All right, so I may have intimated in my last post that there wasn't anything particularly stormy about a match that a lot of people were talking about using words like 'revenge' and 'explosive' before the teams had even landed in the U.A.E. This, of course, because New Zealand beat Pakistan in the semifinals of the Champions' Trophy exactly a month ago today, and the press do love a good grudge match, especially when it involves Pakistan, those tempestuous, volatile firebrands who are always ready to oblige with some kind of drama on a slow news day. Besides, as it turned out, New Zealand came close to matching them for pre-series ructions this time, countering Pakistan's resigned-then-reinstated captain with one abruptly resigned coach and a captain now juggling yet another addition to an already outsize list of responsibilities. For the record, Daniel Vettori is now national selector, 'unofficial' head coach, captain, leading spin bowler and lower-order bailer-out when his specialist batsmen implode spectacularly, which these days seems to be just about every time they play.

Meet Dan. He looks like this a lot. I imagine he is also very tired a lot. Just a guess.
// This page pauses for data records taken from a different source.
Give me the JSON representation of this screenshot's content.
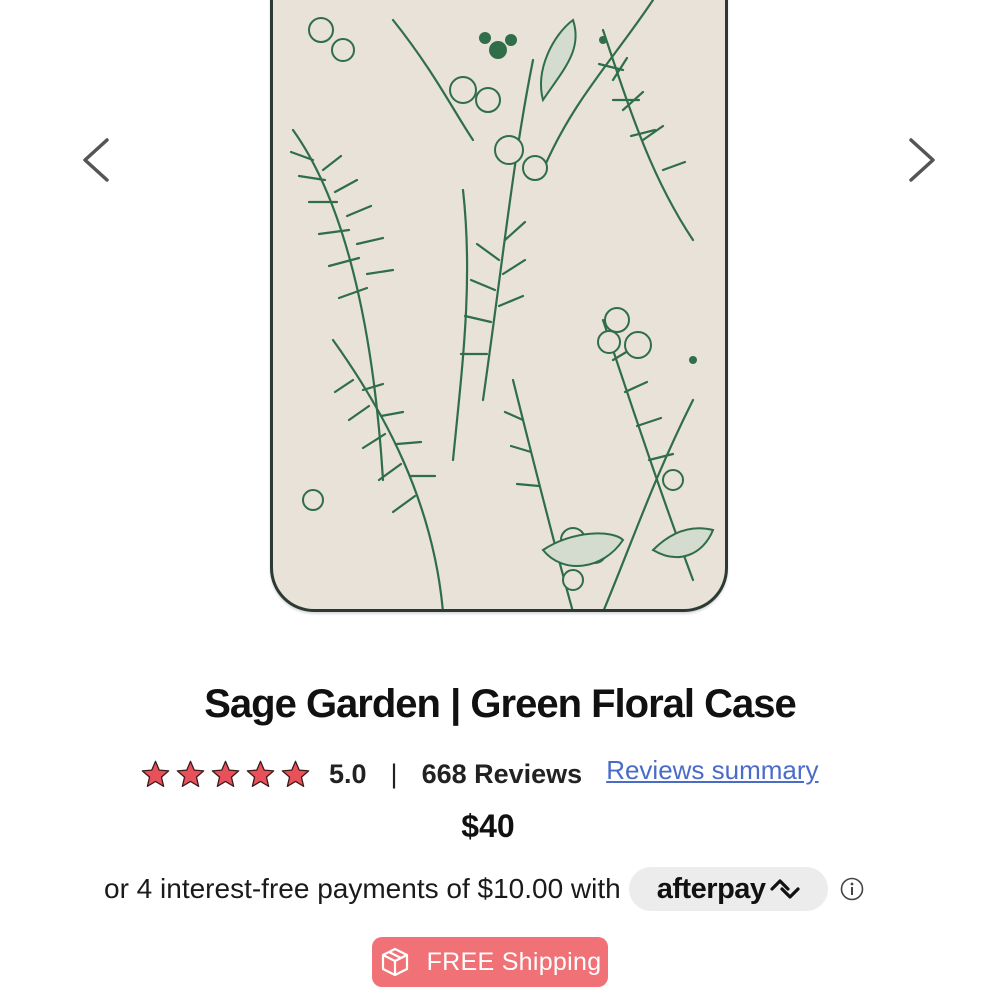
{
  "gallery": {
    "prev_icon": "chevron-left-icon",
    "next_icon": "chevron-right-icon",
    "image_subject": "green botanical floral phone case"
  },
  "product": {
    "title": "Sage Garden | Green Floral Case",
    "rating": {
      "stars": 5,
      "value": "5.0",
      "separator": "|",
      "review_count": "668 Reviews",
      "summary_link": "Reviews summary",
      "star_color": "#e8515a"
    },
    "price": "$40",
    "installments": {
      "text": "or 4 interest-free payments of $10.00 with",
      "provider": "afterpay",
      "info_icon": "info-icon"
    },
    "shipping_badge": {
      "label": "FREE Shipping",
      "icon": "box-icon",
      "color": "#f07276"
    }
  }
}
And this, bearing in mind that most players can't take on, say, wicketkeeping without their batting going down the crapper, and all-rounders are practically mythical in the modern game. It seems only logical that his name lends itself so neatly to the nickname 'SuperDan.'


But when he saves the day, the glasses stay on.

In New Zealand's defense, they have a long and honourable tradition of setting low expectations and then promptly exceeding them when it really matters. Case-in-point: the Champions' Trophy, where their stellar performance almost managed to make everyone forget about the dire tour of Sri Lanka that immediately preceded it. So it was a bit of a shock, but not entirely unexpected, when Shane Bond, the reinstated prodigal son (and a legend in his own right) had the first two Pakistani batsmen caught behind for no score, followed swiftly by relative unknown Martin Guptill engineering the runout of the dangerous Mohammad Yousef off a direct hit. Pakistan's run-rate had slowed to a crawl to boot, and suddenly Younis Khan's confident assertion at the toss that his team would consider 280 a satisfactory score looked faintly ludicrous.

Silly me. I should have remembered.

My father says it constantly, and he's hardly the only one. It's said so often that it's actually incredibly easy to forget how true it is: 'In cricket, anything can happen.'

Fast-forward to the 30-over mark, and Boom-Boom Afridi was doing what he does best, which is to hit cricket balls very high and very far. When he went, miscuing an improvised paddle-type shot to Jacob Oram at short fine-leg, he had scored 70 off just 50 deliveries and kicked the floodgates wide open.

Skip ahead a bit more to the end of the innings, and Pakistan had in fact scored 287, not 280.


...yeah.




Desert Storm?

Well, not quite.

Pakistan v. New Zealand. I do have actual things to say about this match, especially since New Zealand are one of my favourite teams and their captain, Daniel Vettori, my favourite cricketer by a distance, but I'm going to save that for later. Instead, as a favour to S, who will be checking this blog out every now and then purely to ogle the pictures of the beautiful men, I will simply display a brief but comprehensive analysis of the game so far in the form of a mini photo-essay.

First blood to New Zealand: 2 Pakistani wickets taken for no runs by Kiwi paceman Shane Bond.


That's him.

One runout, orchestrated shortly afterwards by Martin 'Square-Jaw' Guptill (who looks nothing like a guppy, but that shouldn't stop his teammates making it his official nickname, because, well, come on)


That guy.

And one more taken by Daniel 'SuperDan' Vettori


...who looks like this.

Pakistan's revival was started by this man, Shahid 'Boom-Boom' Afridi:



...and with that, I think I've pandered to S enough. I hope she appreciates it.